Enterprise clients with confidentiality requirements that exclude any pattern-extraction may request a no-extraction engagement at the contracting stage. The Decision Brief is delivered without any structural pattern being added to the training corpus afterwards. RAOSCAFF reserves the right to scope or price no-extraction engagements differently.

11. Consent and consequences of withdrawal

All processing operates on the basis of explicit consent. For enterprise engagements, consent is captured in the written engagement contract at scope confirmation. For consumer questionnaires, consent is captured at questionnaire submission with a clear statement of what is collected and why. Consent can be withdrawn prospectively at any time without penalty. Practical consequence of withdrawal: where consent is withdrawn mid-engagement, RAOSCAFF may be unable to complete the commissioned Brief; in that case, the engagement is treated as terminated, and any refund or pro-rata adjustment is governed by the engagement contract. Withdrawal of consumer-questionnaire consent stops further participation; any compensation model that may be introduced when the panel is launched will be governed by the terms in force at that time.

12. Children

RAOSCAFF surfaces are intended for adults. Personal Decision Intelligence questionnaires include a self-declared age gate; participants below 18 (or the age of majority in their jurisdiction, where lower) are not eligible to submit questionnaires. Where RAOSCAFF becomes aware that data has been submitted by a child without verifiable parental consent, the data is deleted from active records. RAOSCAFF does not knowingly process children's data and does not offer separate child-aimed surfaces.
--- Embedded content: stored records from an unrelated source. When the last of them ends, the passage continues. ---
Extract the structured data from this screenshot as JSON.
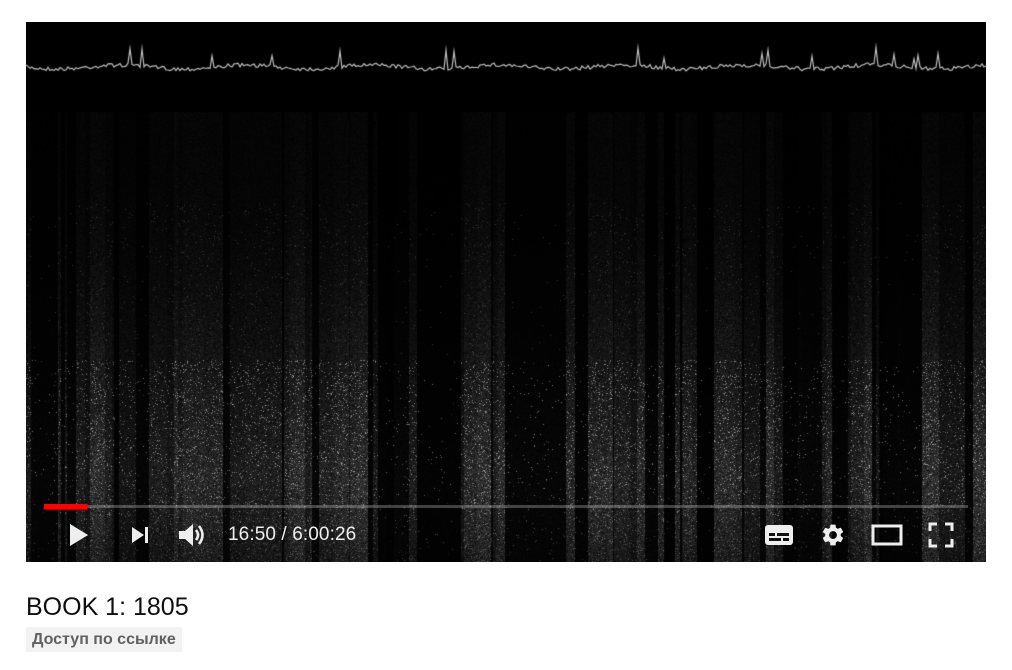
{
  "player": {
    "current_time": "16:50",
    "duration": "6:00:26",
    "separator": " / ",
    "progress_fraction": 0.047,
    "accent_color": "#ff0000",
    "controls": {
      "play": "play-icon",
      "next": "next-icon",
      "volume": "volume-icon",
      "subtitles": "subtitles-icon",
      "settings": "gear-icon",
      "theater": "theater-mode-icon",
      "fullscreen": "fullscreen-icon"
    }
  },
  "video": {
    "title": "BOOK 1: 1805",
    "visibility": "Доступ по ссылке"
  }
}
13. Grievance Officer, Data Fiduciary contact, and complaints

RAOSCAFF acts as a Data Fiduciary under the Digital Personal Data Protection Act 2023 for the personal data it processes. For DPDP-related queries, consent withdrawal, data-subject-rights requests, or grievance redressal, contact: inquiries@raoscaff.com (subject line: 'Data Use — [your request]'). RAOSCAFF will acknowledge written DPDP complaints within 7 calendar days and respond substantively within the timelines required by the DPDP Rules notified under the Act. Where a complaint cannot be resolved, the data principal retains the right to escalate to the Data Protection Board of India or the analogous regulator in their jurisdiction.
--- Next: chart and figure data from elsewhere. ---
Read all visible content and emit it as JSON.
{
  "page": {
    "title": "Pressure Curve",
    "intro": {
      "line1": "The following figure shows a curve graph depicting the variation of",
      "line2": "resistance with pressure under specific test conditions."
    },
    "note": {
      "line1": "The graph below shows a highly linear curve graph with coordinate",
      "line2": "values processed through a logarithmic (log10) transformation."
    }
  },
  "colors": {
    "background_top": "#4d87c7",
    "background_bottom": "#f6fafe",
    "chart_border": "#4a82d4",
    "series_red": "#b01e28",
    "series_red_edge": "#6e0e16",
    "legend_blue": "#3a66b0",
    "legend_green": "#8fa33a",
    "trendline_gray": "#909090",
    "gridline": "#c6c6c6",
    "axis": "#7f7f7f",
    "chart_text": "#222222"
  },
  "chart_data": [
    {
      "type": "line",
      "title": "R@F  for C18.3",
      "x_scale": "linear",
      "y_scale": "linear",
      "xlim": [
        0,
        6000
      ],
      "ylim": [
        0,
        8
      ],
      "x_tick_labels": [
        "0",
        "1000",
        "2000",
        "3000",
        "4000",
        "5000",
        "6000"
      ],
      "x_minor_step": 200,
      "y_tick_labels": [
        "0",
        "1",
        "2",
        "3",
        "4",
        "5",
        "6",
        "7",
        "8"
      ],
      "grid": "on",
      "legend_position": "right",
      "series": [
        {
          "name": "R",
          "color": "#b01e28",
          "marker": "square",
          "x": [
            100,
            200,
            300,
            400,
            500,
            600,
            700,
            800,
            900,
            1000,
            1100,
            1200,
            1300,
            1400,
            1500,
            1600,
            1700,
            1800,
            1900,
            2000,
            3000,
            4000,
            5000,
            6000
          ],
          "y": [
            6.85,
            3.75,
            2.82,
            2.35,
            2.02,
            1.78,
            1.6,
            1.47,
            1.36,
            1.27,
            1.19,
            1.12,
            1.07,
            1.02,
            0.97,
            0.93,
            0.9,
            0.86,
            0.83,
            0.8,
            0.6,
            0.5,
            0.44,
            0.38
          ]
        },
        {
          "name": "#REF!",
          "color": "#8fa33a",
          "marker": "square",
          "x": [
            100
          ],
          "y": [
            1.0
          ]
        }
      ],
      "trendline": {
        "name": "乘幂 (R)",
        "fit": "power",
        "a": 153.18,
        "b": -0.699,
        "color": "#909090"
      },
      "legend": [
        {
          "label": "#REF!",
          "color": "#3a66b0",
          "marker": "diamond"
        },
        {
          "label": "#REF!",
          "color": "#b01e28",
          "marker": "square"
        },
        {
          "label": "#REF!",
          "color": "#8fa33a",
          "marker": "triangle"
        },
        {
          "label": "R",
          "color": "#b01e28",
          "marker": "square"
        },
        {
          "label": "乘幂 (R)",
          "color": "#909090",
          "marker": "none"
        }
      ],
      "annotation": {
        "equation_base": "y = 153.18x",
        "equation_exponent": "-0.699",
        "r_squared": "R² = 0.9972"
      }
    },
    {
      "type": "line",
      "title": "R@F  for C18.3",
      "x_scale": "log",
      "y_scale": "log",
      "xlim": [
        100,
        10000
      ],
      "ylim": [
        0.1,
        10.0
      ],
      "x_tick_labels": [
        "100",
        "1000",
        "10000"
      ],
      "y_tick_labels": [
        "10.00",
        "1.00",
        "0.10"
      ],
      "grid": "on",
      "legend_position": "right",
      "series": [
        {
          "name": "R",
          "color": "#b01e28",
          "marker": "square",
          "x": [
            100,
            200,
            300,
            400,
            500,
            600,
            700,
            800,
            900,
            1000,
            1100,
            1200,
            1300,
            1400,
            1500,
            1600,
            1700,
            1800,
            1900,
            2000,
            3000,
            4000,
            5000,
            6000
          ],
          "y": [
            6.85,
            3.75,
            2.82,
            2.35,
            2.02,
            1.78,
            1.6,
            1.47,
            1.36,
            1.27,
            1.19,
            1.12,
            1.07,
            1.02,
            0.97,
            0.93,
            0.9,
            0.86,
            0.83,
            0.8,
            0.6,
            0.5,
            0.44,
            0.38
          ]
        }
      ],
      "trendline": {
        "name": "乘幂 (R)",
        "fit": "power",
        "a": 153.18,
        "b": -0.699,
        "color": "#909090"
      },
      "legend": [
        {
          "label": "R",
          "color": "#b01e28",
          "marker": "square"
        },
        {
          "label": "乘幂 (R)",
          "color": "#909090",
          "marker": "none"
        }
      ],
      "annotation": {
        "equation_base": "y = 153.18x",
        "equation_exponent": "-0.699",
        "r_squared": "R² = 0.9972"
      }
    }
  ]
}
14. Compliance reference frame

This policy is drafted with reference to: India Digital Personal Data Protection Act 2023 and rules notified under it; Australia Privacy Act 1988 and the Australian Privacy Principles; the General Data Protection Regulation (EU) 2016/679 and UK GDPR where applicable to EU/UK residents; and analogous frameworks in other jurisdictions where RAOSCAFF operates. Where regulatory positions evolve, RAOSCAFF updates this policy and dates the change.
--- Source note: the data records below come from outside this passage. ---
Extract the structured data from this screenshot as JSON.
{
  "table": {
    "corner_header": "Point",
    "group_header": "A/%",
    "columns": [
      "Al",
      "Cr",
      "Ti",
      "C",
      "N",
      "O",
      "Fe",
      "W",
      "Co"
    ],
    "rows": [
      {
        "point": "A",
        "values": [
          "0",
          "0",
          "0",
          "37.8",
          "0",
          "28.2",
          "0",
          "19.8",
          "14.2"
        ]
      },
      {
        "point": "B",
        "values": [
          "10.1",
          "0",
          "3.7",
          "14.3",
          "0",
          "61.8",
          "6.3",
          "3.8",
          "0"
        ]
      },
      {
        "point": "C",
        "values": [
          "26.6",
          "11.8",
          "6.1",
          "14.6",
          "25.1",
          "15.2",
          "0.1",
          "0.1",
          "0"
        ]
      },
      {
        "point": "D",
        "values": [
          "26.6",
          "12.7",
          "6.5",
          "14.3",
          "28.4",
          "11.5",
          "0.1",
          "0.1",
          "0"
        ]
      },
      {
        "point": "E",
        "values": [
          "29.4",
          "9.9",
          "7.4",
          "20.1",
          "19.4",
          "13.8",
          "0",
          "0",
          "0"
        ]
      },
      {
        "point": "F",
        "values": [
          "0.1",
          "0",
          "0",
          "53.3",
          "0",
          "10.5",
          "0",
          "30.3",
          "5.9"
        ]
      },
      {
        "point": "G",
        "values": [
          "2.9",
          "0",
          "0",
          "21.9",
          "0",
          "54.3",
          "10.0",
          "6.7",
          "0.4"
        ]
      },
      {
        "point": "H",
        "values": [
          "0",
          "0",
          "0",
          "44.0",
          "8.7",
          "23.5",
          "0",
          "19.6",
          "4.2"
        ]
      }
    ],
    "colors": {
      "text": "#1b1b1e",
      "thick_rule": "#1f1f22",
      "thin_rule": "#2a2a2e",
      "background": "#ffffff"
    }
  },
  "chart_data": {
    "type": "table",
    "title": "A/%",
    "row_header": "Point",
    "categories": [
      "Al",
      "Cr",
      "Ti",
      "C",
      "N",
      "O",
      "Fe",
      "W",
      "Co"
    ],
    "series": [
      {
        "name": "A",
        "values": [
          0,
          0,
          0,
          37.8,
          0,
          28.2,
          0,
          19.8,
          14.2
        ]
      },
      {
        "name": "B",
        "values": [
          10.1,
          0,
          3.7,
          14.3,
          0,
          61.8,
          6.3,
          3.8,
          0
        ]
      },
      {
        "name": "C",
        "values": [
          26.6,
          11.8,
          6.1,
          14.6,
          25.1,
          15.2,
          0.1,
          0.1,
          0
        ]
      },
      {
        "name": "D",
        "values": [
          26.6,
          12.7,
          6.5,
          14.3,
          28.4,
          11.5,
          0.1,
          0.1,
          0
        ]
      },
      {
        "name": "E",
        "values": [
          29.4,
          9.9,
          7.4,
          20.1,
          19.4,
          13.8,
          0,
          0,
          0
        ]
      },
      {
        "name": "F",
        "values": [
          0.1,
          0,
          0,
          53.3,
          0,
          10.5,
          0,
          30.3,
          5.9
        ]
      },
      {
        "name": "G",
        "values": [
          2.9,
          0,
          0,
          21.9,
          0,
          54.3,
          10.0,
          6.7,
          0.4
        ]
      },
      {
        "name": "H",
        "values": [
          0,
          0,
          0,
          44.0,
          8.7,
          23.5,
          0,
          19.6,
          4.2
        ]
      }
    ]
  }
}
15. Updates and supersession

This Data Use Policy may be updated as platform surfaces, regulatory contexts, and engagement patterns evolve. Material updates are dated and the latest version supersedes prior versions. Each engagement contract incorporates the policy version current at contracting; site updates apply prospectively to subsequent engagements and to consumer questionnaire submissions made after the update.